By Steffie Woolhandler and David U Himmelstein
December 1, 2007
Why would anyone choose to emulate the US healthcare system? Costs per capita are about twice the Organisation for Economic Cooperation and Development average. Forty seven million people are completely uninsured. Many others with insurance face high out of pocket costs that hinder care and bankrupt more than a million annually. Mortality statistics lag behind those of most other wealthy countries, and even for the insured population, clinical outcomes and patient satisfaction are mediocre.
This dismal record arises, we contend, from health policies that emphasise market incentives. Even as the public share of health spending in the US has risen to 60%, investor owned firms have eclipsed the public, professional, and charitable bodies that previously managed the financing and delivery of care. The development and effect of US policies that mix public funding and private management has wider relevance because politicians in Europe and beyond are pushing analogous schemes.
Market theorists argue that although competition increases administration, it should drive down total costs. Why hasn’t practice borne out this theory?
Investor owned healthcare firms are not cost minimisers but profit maximisers. Strategies that bolster profitability often worsen efficiency. US firms have found that raising revenues by exploiting loopholes or lobbying politicians is more profitable than improving efficiency or quality.
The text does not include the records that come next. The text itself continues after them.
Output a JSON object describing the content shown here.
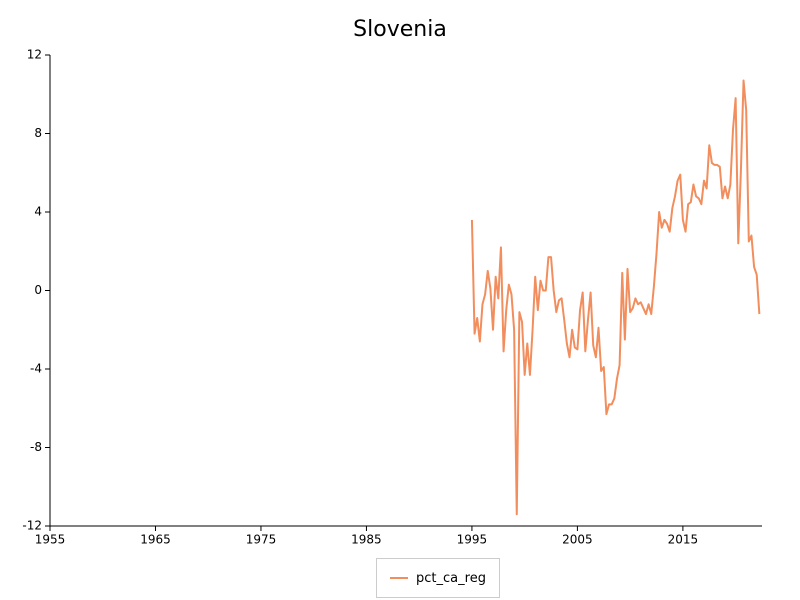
{
  "chart_data": {
    "type": "line",
    "title": "Slovenia",
    "xlim": [
      1955,
      2022.5
    ],
    "xticks": [
      1955,
      1965,
      1975,
      1985,
      1995,
      2005,
      2015
    ],
    "ylim": [
      -12,
      12
    ],
    "yticks": [
      -12,
      -8,
      -4,
      0,
      4,
      8,
      12
    ],
    "legend": "bottom",
    "x": [
      1995.0,
      1995.25,
      1995.5,
      1995.75,
      1996.0,
      1996.25,
      1996.5,
      1996.75,
      1997.0,
      1997.25,
      1997.5,
      1997.75,
      1998.0,
      1998.25,
      1998.5,
      1998.75,
      1999.0,
      1999.25,
      1999.5,
      1999.75,
      2000.0,
      2000.25,
      2000.5,
      2000.75,
      2001.0,
      2001.25,
      2001.5,
      2001.75,
      2002.0,
      2002.25,
      2002.5,
      2002.75,
      2003.0,
      2003.25,
      2003.5,
      2003.75,
      2004.0,
      2004.25,
      2004.5,
      2004.75,
      2005.0,
      2005.25,
      2005.5,
      2005.75,
      2006.0,
      2006.25,
      2006.5,
      2006.75,
      2007.0,
      2007.25,
      2007.5,
      2007.75,
      2008.0,
      2008.25,
      2008.5,
      2008.75,
      2009.0,
      2009.25,
      2009.5,
      2009.75,
      2010.0,
      2010.25,
      2010.5,
      2010.75,
      2011.0,
      2011.25,
      2011.5,
      2011.75,
      2012.0,
      2012.25,
      2012.5,
      2012.75,
      2013.0,
      2013.25,
      2013.5,
      2013.75,
      2014.0,
      2014.25,
      2014.5,
      2014.75,
      2015.0,
      2015.25,
      2015.5,
      2015.75,
      2016.0,
      2016.25,
      2016.5,
      2016.75,
      2017.0,
      2017.25,
      2017.5,
      2017.75,
      2018.0,
      2018.25,
      2018.5,
      2018.75,
      2019.0,
      2019.25,
      2019.5,
      2019.75,
      2020.0,
      2020.25,
      2020.5,
      2020.75,
      2021.0,
      2021.25,
      2021.5,
      2021.75,
      2022.0,
      2022.25
    ],
    "series": [
      {
        "name": "pct_ca_reg",
        "color": "#f28e5d",
        "values": [
          3.6,
          -2.2,
          -1.4,
          -2.6,
          -0.7,
          -0.2,
          1.0,
          0.1,
          -2.0,
          0.7,
          -0.4,
          2.2,
          -3.1,
          -1.0,
          0.3,
          -0.2,
          -2.0,
          -11.4,
          -1.1,
          -1.6,
          -4.3,
          -2.7,
          -4.3,
          -2.0,
          0.7,
          -1.0,
          0.5,
          0.0,
          0.0,
          1.7,
          1.7,
          0.0,
          -1.1,
          -0.5,
          -0.4,
          -1.5,
          -2.7,
          -3.4,
          -2.0,
          -2.9,
          -3.0,
          -1.0,
          -0.1,
          -3.1,
          -1.5,
          -0.1,
          -2.8,
          -3.4,
          -1.9,
          -4.1,
          -3.9,
          -6.3,
          -5.8,
          -5.8,
          -5.5,
          -4.5,
          -3.8,
          0.9,
          -2.5,
          1.1,
          -1.1,
          -0.9,
          -0.4,
          -0.7,
          -0.6,
          -0.9,
          -1.2,
          -0.7,
          -1.2,
          0.2,
          1.9,
          4.0,
          3.2,
          3.6,
          3.4,
          3.0,
          4.2,
          4.8,
          5.6,
          5.9,
          3.6,
          3.0,
          4.4,
          4.5,
          5.4,
          4.8,
          4.7,
          4.4,
          5.6,
          5.2,
          7.4,
          6.5,
          6.4,
          6.4,
          6.3,
          4.7,
          5.3,
          4.7,
          5.4,
          8.2,
          9.8,
          2.4,
          6.1,
          10.7,
          9.2,
          2.5,
          2.8,
          1.2,
          0.8,
          -1.2
        ]
      }
    ]
  }
}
What’s driving privatisation?
Evidence from the US is remarkably consistent; public funding of private care yields poor results. In practice, public-private competition means that private firms carve out the profitable niches, leaving a financially depleted public sector responsible for the unprofitable patients and services. Based on this experience, only a dunce could believe that market based reform will improve efficiency or effectiveness.
Privatisation trades the relatively flat pay scales in government for the much steeper ones in private industry; the 15-fold pay gradient between the highest and lowest paid workers in the US government gives way to the 2000:1 gradient at Aetna.
Lessons for other countries
Health systems in every nation need innovation and improvement. But remedies imported from commerce consistently yield inferior care at inflated prices. Instead we prescribe adequate dosing of public funds; budgeting on a community-wide scale to align investment with health priorities and stimulate cooperation among public health, primary, and hospital care; encouragement of local innovation; explicit empowerment of patients and their families; intensive audit for improvement, not reward or blame; a system based on trust and common purpose; and leadership not by corporations but by “imaginative, inspired, capable and . . . joyous people, invited to use their minds and their wills to cooperate in reinventing the system, itself . . . because of the meaning it adds to the lives and the peace it offers in their souls.” (Quote from Donald Berwick)
By Don McCanne, MD
Although this article is targeted to policymakers in other countries who currently are experimenting with American-style privatization, it actually is a good resource article for health care reformers in the United States. It is worth downloading in its entirety.
Why is it important to us? We have a window of opportunity to achieve reform. All of the Republican and most of the Democratic candidates for president support some form of competition between private health plans, with perhaps a public insurance option. As this article states, “public-private competition means that private firms carve out the profitable niches, leaving a financially depleted public sector responsible for the unprofitable patients and services.” Massive amounts of funds are directed to private market enterprises, whereas the task of financing much of our essential health care is left to the government and the taxpayers.
A discomforting reality is that health care has now become so expensive that the insurance function is no longer limited to a transfer between the many who are healthy to those with health care needs; it now also requires a transfer from the wealthy to moderate- and low-income individuals who have health care needs.
Competition of health plans provides no market motivation to provide wealthier individuals with incentives to pay more for their health care coverage than do average-income individuals. That will occur only with intervention by our own government. Even with progressive tax policies and government regulation, private plans would continue to waste considerable resources to maintain low-risk, low-cost financing pools while shifting the responsibility of actually paying for health care to other competitors, including “competing” government programs. The Medicare Advantage plans have proven that this is not mere policy theory.
The last paragraph reveals the fatal policy flaw behind the concept of an efficient government program competing with administratively-wasteful private plans. The competition is not over the ability to provide ever more financing for those requiring the greatest amount of health care, it is over the ability to segregate only the healthiest individuals into the private insurers’ own highly profitable risk pools.
Government health programs don’t compete; they directly address the health care needs of the people. Private plans do compete, but by market manipulations that enable them to contribute as little as possible to the financing of our health care needs.
Competing private plans provide the weakest links in our health care equation. Our health care infrastructure would fare well by removing these flimsy, unreliable links, and replacing them with solid reinforcement through the strength of our own government program.